936 - À pas maltais (6)
À pas maltais
Paris – La Valette - Paris, 27 décembre 2018 - 5 janvier 2019
(journal extime)
6
Nuit du 30 au 31
La pluie me réveille vers les trois heures trente du matin.
Depuis un certain, je ne m’habite plus vraiment.
Il y faudrait un saut dans le il : Depuis un certain temps, il ne s’habite plus, il y faudrait, etc.
Je m’y essaierai peut-être, comme pour un détachement nécessaire. Plus clairvoyant.
— Mais comment, en voyage, se détacher de ce que les yeux voient ?
(Il sait pourtant qu’il ne sait pas voyager. Il persiste pourtant. Au même titre — ou bien au titre même — que l’on persiste dans son être.)
31 décembre
Matin
Je me mets en route pour Siġġiewi, une toute petite bourgade (dont le nom provient peut-être de racines sémitiques, auquel cas il pourrait signifier « prospère » ou « calme » — plutôt calme d’ailleurs !) où je visite une belle église dédiée à saint Nicolas (dessinée par Lorenzo Gafà).
La peinture du chœur, représentant le saint, due à Mattia Preti, n’est visible que de loin.
Elle paraît autrement réussie que sa Judith se donnant la mort.
Le tour de cette petite ville fait, je prends une bière en terrasse, en attendant le bus, dont le passage ne se fait qu’une fois par heure.
Après-midi
Malgré les allégations du guide — le site serait ouvert tous les jours de l’année —, les temples mégalithiques de Ħaġar Qim sont fermés. J’ai perdu pas mal de temps à parvenir jusqu’à l’endroit et dois encore attendre le bus du retour.

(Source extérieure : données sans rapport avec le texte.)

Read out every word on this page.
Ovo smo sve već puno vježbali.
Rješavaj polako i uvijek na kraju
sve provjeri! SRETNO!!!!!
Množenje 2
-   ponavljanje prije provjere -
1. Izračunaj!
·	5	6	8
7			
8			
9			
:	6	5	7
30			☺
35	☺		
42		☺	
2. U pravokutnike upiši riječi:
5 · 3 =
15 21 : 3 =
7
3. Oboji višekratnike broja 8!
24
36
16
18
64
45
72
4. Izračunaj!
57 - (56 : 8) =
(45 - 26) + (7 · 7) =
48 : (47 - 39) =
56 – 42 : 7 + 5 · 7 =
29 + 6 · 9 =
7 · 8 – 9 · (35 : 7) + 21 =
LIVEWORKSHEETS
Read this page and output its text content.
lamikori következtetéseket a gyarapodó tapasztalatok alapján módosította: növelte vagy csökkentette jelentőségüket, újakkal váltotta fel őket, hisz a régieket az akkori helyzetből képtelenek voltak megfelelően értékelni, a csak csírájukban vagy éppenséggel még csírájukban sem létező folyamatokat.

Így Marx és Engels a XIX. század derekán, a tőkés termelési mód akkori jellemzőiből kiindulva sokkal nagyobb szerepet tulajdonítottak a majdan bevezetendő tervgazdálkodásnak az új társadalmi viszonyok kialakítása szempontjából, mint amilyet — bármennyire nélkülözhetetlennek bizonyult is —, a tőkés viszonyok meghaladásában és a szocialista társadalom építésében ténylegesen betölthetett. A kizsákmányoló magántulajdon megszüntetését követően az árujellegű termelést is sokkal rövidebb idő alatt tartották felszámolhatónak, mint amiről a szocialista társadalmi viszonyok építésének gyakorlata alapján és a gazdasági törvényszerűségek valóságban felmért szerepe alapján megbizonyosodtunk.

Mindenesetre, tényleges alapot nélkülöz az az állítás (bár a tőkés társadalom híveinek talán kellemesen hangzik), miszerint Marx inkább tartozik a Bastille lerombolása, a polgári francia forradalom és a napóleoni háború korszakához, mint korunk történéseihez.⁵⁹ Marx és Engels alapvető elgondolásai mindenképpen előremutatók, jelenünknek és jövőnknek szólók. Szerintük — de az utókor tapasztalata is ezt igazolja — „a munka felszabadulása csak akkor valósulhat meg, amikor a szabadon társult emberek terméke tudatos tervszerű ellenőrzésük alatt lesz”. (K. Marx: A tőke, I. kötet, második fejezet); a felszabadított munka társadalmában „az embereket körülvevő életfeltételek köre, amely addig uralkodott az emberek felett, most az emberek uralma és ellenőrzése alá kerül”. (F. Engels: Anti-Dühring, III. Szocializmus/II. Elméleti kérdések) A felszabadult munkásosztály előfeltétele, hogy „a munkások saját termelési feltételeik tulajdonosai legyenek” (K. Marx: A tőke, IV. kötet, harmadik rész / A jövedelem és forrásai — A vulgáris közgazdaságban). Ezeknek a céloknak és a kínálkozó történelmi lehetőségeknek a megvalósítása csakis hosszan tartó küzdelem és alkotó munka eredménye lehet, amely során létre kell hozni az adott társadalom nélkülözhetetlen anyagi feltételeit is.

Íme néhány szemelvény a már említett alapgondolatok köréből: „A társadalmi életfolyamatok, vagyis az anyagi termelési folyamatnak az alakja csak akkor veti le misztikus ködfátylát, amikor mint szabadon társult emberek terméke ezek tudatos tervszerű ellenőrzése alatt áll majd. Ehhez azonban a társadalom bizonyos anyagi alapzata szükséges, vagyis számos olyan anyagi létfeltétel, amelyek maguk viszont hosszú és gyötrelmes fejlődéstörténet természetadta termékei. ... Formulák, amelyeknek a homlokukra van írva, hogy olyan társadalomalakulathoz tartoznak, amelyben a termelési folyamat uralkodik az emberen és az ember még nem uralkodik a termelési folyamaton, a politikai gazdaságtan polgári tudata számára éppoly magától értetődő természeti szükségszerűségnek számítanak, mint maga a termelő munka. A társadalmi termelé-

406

Je réveille la vieille dame qui somnole au rez-de-chaussée surélevé en rentrant bien plus tôt que prévu. Je l’entends maugréer alors que je monte l’escalier.

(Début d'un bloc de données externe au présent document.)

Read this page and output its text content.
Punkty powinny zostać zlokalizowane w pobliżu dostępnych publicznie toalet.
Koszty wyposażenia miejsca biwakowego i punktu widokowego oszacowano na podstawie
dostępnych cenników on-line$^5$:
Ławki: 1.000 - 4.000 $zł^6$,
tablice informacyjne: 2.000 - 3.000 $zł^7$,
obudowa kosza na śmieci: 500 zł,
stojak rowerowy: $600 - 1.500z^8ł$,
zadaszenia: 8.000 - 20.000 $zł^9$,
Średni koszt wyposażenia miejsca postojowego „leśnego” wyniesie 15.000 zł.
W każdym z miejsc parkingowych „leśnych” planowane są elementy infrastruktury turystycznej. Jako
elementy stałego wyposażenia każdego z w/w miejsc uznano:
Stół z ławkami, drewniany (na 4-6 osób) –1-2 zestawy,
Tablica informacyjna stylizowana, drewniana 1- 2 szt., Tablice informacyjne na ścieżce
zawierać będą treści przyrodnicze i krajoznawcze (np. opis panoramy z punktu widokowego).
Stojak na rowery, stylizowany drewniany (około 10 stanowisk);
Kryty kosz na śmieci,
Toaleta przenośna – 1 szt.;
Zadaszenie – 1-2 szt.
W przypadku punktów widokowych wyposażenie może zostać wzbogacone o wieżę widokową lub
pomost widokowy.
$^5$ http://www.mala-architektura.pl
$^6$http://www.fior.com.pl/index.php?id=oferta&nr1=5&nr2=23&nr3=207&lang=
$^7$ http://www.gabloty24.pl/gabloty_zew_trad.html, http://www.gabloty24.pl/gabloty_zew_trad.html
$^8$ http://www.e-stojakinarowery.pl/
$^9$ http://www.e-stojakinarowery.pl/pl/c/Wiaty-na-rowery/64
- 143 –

Après mainte hésitation, je me décide à prendre le ferry jusque Birgu.
J’en parcours les ruelles étroites flanquées de jolies maisons. Il s’y trouve peu de touristes en cette fin de journée et veille de jour férié. Beaucoup de maisons décorées d’articles de Noël flamboient dans la nuit qui s’installe peu à peu.

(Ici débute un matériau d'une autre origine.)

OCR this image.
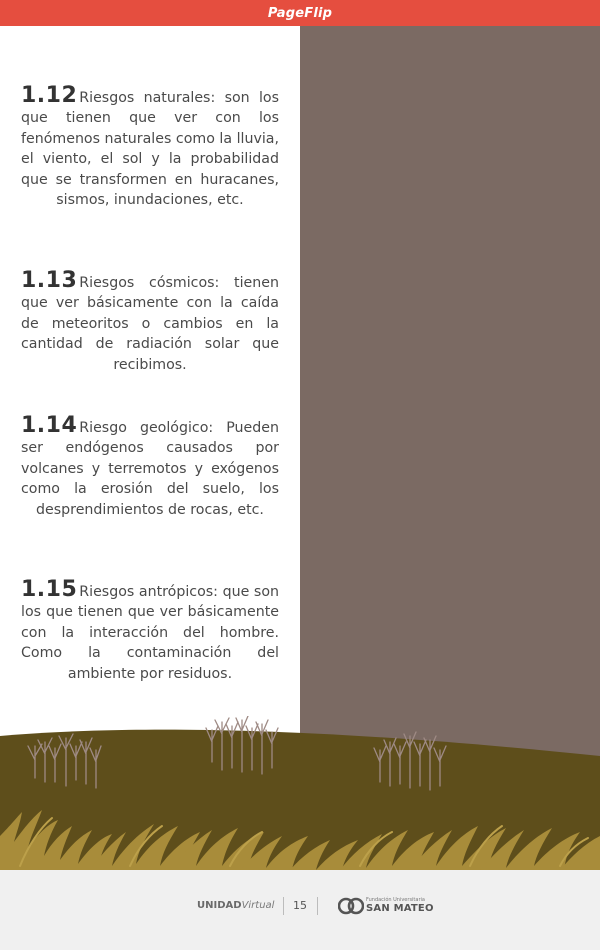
PageFlip
1.12 Riesgos naturales: son los que tienen que ver con los fenómenos naturales como la lluvia, el viento, el sol y la probabilidad que se transformen en huracanes, sismos, inundaciones, etc.
1.13 Riesgos cósmicos: tienen que ver básicamente con la caída de meteoritos o cambios en la cantidad de radiación solar que recibimos.
1.14 Riesgo geológico: Pueden ser endógenos causados por volcanes y terremotos y exógenos como la erosión del suelo, los desprendimientos de rocas, etc.
1.15 Riesgos antrópicos: que son los que tienen que ver básicamente con la interacción del hombre. Como la contaminación del ambiente por residuos.
UNIDADVirtual	15	Fundación Universitaria
SAN MATEO
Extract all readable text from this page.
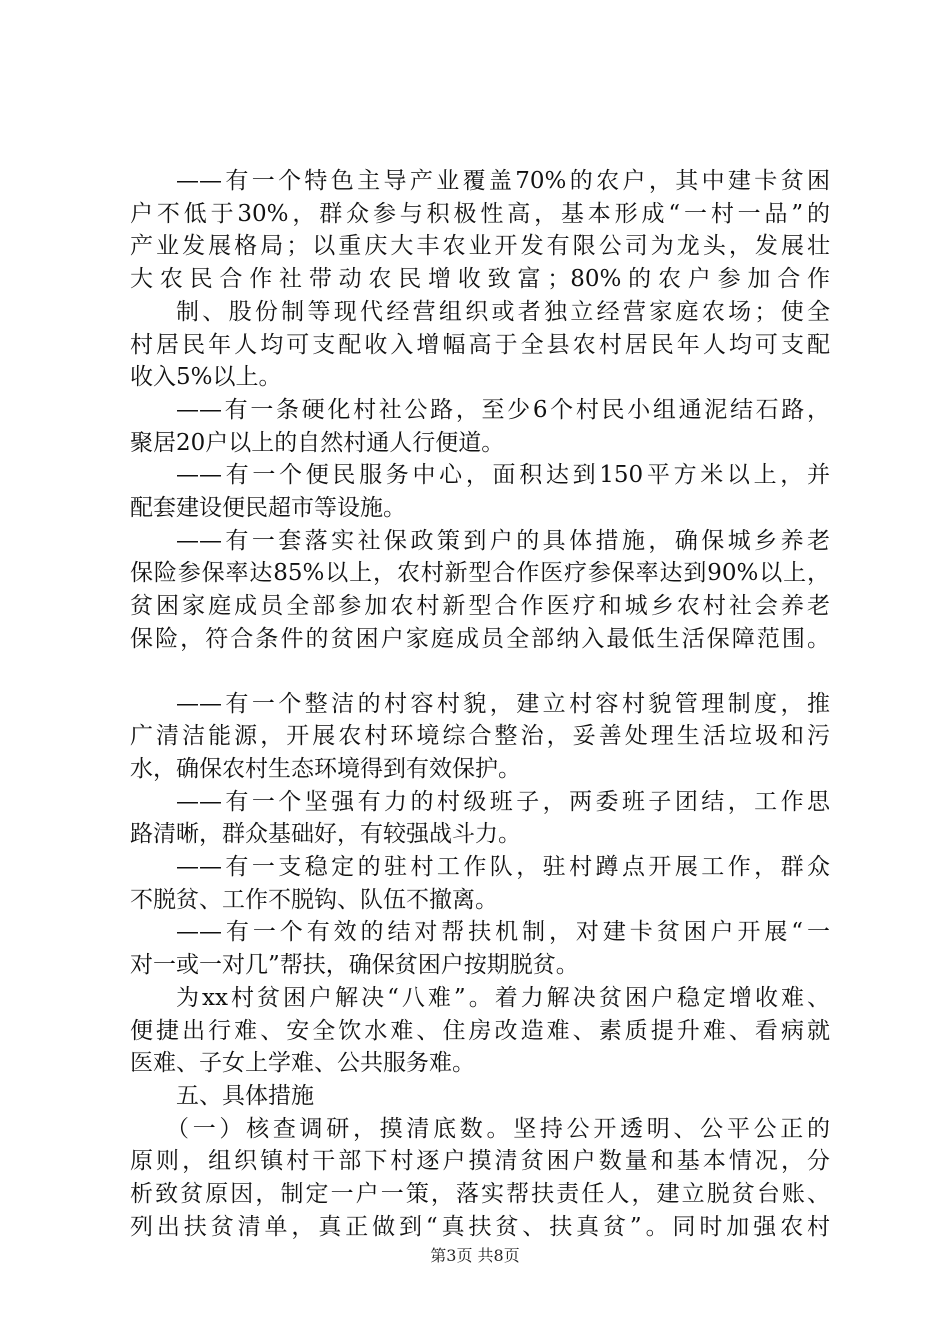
——有一个特色主导产业覆盖70%的农户，其中建卡贫困
户不低于30%，群众参与积极性高，基本形成“一村一品”的
产业发展格局；以重庆大丰农业开发有限公司为龙头，发展壮
大农民合作社带动农民增收致富；80%的农户参加合作
制、股份制等现代经营组织或者独立经营家庭农场；使全
村居民年人均可支配收入增幅高于全县农村居民年人均可支配
收入5%以上。
——有一条硬化村社公路，至少6个村民小组通泥结石路，
聚居20户以上的自然村通人行便道。
——有一个便民服务中心，面积达到150平方米以上，并
配套建设便民超市等设施。
——有一套落实社保政策到户的具体措施，确保城乡养老
保险参保率达85%以上，农村新型合作医疗参保率达到90%以上，
贫困家庭成员全部参加农村新型合作医疗和城乡农村社会养老
保险，符合条件的贫困户家庭成员全部纳入最低生活保障范围。
——有一个整洁的村容村貌，建立村容村貌管理制度，推
广清洁能源，开展农村环境综合整治，妥善处理生活垃圾和污
水，确保农村生态环境得到有效保护。
——有一个坚强有力的村级班子，两委班子团结，工作思
路清晰，群众基础好，有较强战斗力。
——有一支稳定的驻村工作队，驻村蹲点开展工作，群众
不脱贫、工作不脱钩、队伍不撤离。
——有一个有效的结对帮扶机制，对建卡贫困户开展“一
对一或一对几”帮扶，确保贫困户按期脱贫。
为xx村贫困户解决“八难”。着力解决贫困户稳定增收难、
便捷出行难、安全饮水难、住房改造难、素质提升难、看病就
医难、子女上学难、公共服务难。
五、具体措施
（一）核查调研，摸清底数。坚持公开透明、公平公正的
原则，组织镇村干部下村逐户摸清贫困户数量和基本情况，分
析致贫原因，制定一户一策，落实帮扶责任人，建立脱贫台账、
列出扶贫清单，真正做到“真扶贫、扶真贫”。同时加强农村
第3页 共8页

Martine et Didier m’ont envoyé leurs vœux. J’avais, avant de partir, préparé un montage photographique du carrosse nuptial miniature de Saint-Charles-Borromée vu à Anvers, tout en ayant l’idée d’y ajouter : « même si vous ne vous (re)mariez pas cette année, qu’elle vous soit belle et heureuse ! ». T., à qui j’avais montré l’image, m’avait dit que, sans savoir de quoi il retournait, cela serait difficile à décrypter. Je me suis donc contenté de l’aspect festif de l’image en y apposant un message beaucoup plus conventionnel. Je trouve tout de même — hors ma propre intention — très cocasse que cet avatar du bonheur — un cabriolet Mercedes ? — se trouve moins disposé devant des anges que devant des confessionnaux
Pas fâché de ne rien faire, les soirs, qu’écrire. )Pareilles parenthèses, battantes, ouvertes sur leurs deux côtés ne sont-elles pas des avant-postes de l’heureux temps de la retraite, que je songe de plus en plus à prendre de manière anticipée ?(
(Le petit carnet acheté à Grenade risque fort de faire de l’usage. Il n’est pas si mince qu’on le croirait.)
Le vent qui souffle sur ce bord de mer est glacé. Je me suis déjà promené durant deux heures — et reprends le ferry, non sans allonger encore le pas dans la Valette, illuminée.
Soir
A défaut de champagne, je prends un verre de prosecco proposé à trois euros dans le centre commercial où plusieurs fois déjà j’ai fait mes courses, le bar où j’avais bu un bon vin de Loire l’avant-veille étant fermé en ce jour de Saint-Sylvestre.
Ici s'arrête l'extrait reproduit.